Favor emerging equities

  • The case for long-term investing is still appealing.  Asia, particularly China, Taiwan and South Korea, remains our favorite emerging region due to its faster trend growth, more diversified markets and better corporate and political governance.
  • While a tightening monetary policy in China has raised concerns about a hard landing to recent economic growth – below the trend of 7% GDP growth – we believe that growth will remain above 7% and that Chinese equities remain compelling, particularly on a historical price-to-earnings basis.
  • Over the past two decades, medium term growth in China has been driven by the government's five-year plans.  The current plan is focused on developing domestic demand.  Key industries include: bio technology, new energy and new energy cars.

Allocate to high yield and emerging market bonds

  • This asset class offers 7% yield and some exposure to the ongoing recovery in corporate creditworthiness.

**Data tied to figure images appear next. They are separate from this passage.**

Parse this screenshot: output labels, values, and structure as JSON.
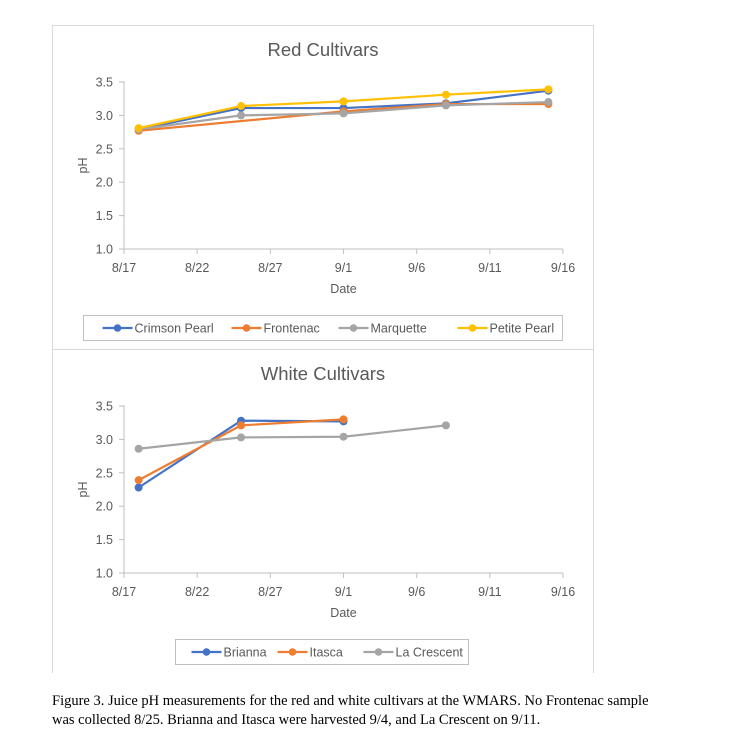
{
  "chart_data": [
    {
      "type": "line",
      "title": "Red Cultivars",
      "xlabel": "Date",
      "ylabel": "pH",
      "ylim": [
        1.0,
        3.5
      ],
      "yticks": [
        "1.0",
        "1.5",
        "2.0",
        "2.5",
        "3.0",
        "3.5"
      ],
      "xticks": [
        "8/17",
        "8/22",
        "8/27",
        "9/1",
        "9/6",
        "9/11",
        "9/16"
      ],
      "xlim_days": [
        0,
        30
      ],
      "grid": false,
      "legend_position": "bottom",
      "series": [
        {
          "name": "Crimson Pearl",
          "color": "#4472C4",
          "x": [
            "8/18",
            "8/25",
            "9/1",
            "9/8",
            "9/15"
          ],
          "values": [
            2.79,
            3.11,
            3.11,
            3.18,
            3.37
          ]
        },
        {
          "name": "Frontenac",
          "color": "#ED7D31",
          "x": [
            "8/18",
            "9/1",
            "9/8",
            "9/15"
          ],
          "values": [
            2.77,
            3.06,
            3.17,
            3.17
          ]
        },
        {
          "name": "Marquette",
          "color": "#A5A5A5",
          "x": [
            "8/18",
            "8/25",
            "9/1",
            "9/8",
            "9/15"
          ],
          "values": [
            2.79,
            3.0,
            3.03,
            3.15,
            3.2
          ]
        },
        {
          "name": "Petite Pearl",
          "color": "#FFC000",
          "x": [
            "8/18",
            "8/25",
            "9/1",
            "9/8",
            "9/15"
          ],
          "values": [
            2.81,
            3.14,
            3.21,
            3.31,
            3.39
          ]
        }
      ]
    },
    {
      "type": "line",
      "title": "White Cultivars",
      "xlabel": "Date",
      "ylabel": "pH",
      "ylim": [
        1.0,
        3.5
      ],
      "yticks": [
        "1.0",
        "1.5",
        "2.0",
        "2.5",
        "3.0",
        "3.5"
      ],
      "xticks": [
        "8/17",
        "8/22",
        "8/27",
        "9/1",
        "9/6",
        "9/11",
        "9/16"
      ],
      "xlim_days": [
        0,
        30
      ],
      "grid": false,
      "legend_position": "bottom",
      "series": [
        {
          "name": "Brianna",
          "color": "#4472C4",
          "x": [
            "8/18",
            "8/25",
            "9/1"
          ],
          "values": [
            2.28,
            3.28,
            3.27
          ]
        },
        {
          "name": "Itasca",
          "color": "#ED7D31",
          "x": [
            "8/18",
            "8/25",
            "9/1"
          ],
          "values": [
            2.39,
            3.21,
            3.3
          ]
        },
        {
          "name": "La Crescent",
          "color": "#A5A5A5",
          "x": [
            "8/18",
            "8/25",
            "9/1",
            "9/8"
          ],
          "values": [
            2.86,
            3.03,
            3.04,
            3.21
          ]
        }
      ]
    }
  ],
  "caption": {
    "line1": "Figure 3. Juice pH measurements for the red and white cultivars at the WMARS. No Frontenac sample",
    "line2": "was collected 8/25. Brianna and Itasca were harvested 9/4, and La Crescent on 9/11."
  }
}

Developed government bonds

  • Our small overweight position in high quality government bonds should be viewed as portfolio insurance.

About Barclays Wealth

Barclays Wealth is a leading global wealth manager, and the UK's largest, with total client assets of $254bn (164bn pounds Sterling), as of December 31, 2010. With offices in over 20 countries, Barclays Wealth focuses on private and intermediary clients worldwide, providing international and private banking, investment management, fiduciary services and brokerage.

Barclays is a major global financial services provider engaged in retail banking, credit cards, corporate and investment banking and wealth management with an extensive international presence in Europe, the Americas, Africa and Asia. With over 300 years of history and expertise in banking, Barclays operates in over 50 countries and employs 147,500 people. Barclays moves, lends, invests and protects money for customers and clients worldwide

For further information about Barclays Wealth, please visit our website www.barclayswealthamericas.com.

Barclays Wealth, the wealth management division of Barclays Bank PLC (BBPLC), functions in the U.S. through Barclays Capital Inc., a BBPLC affiliate.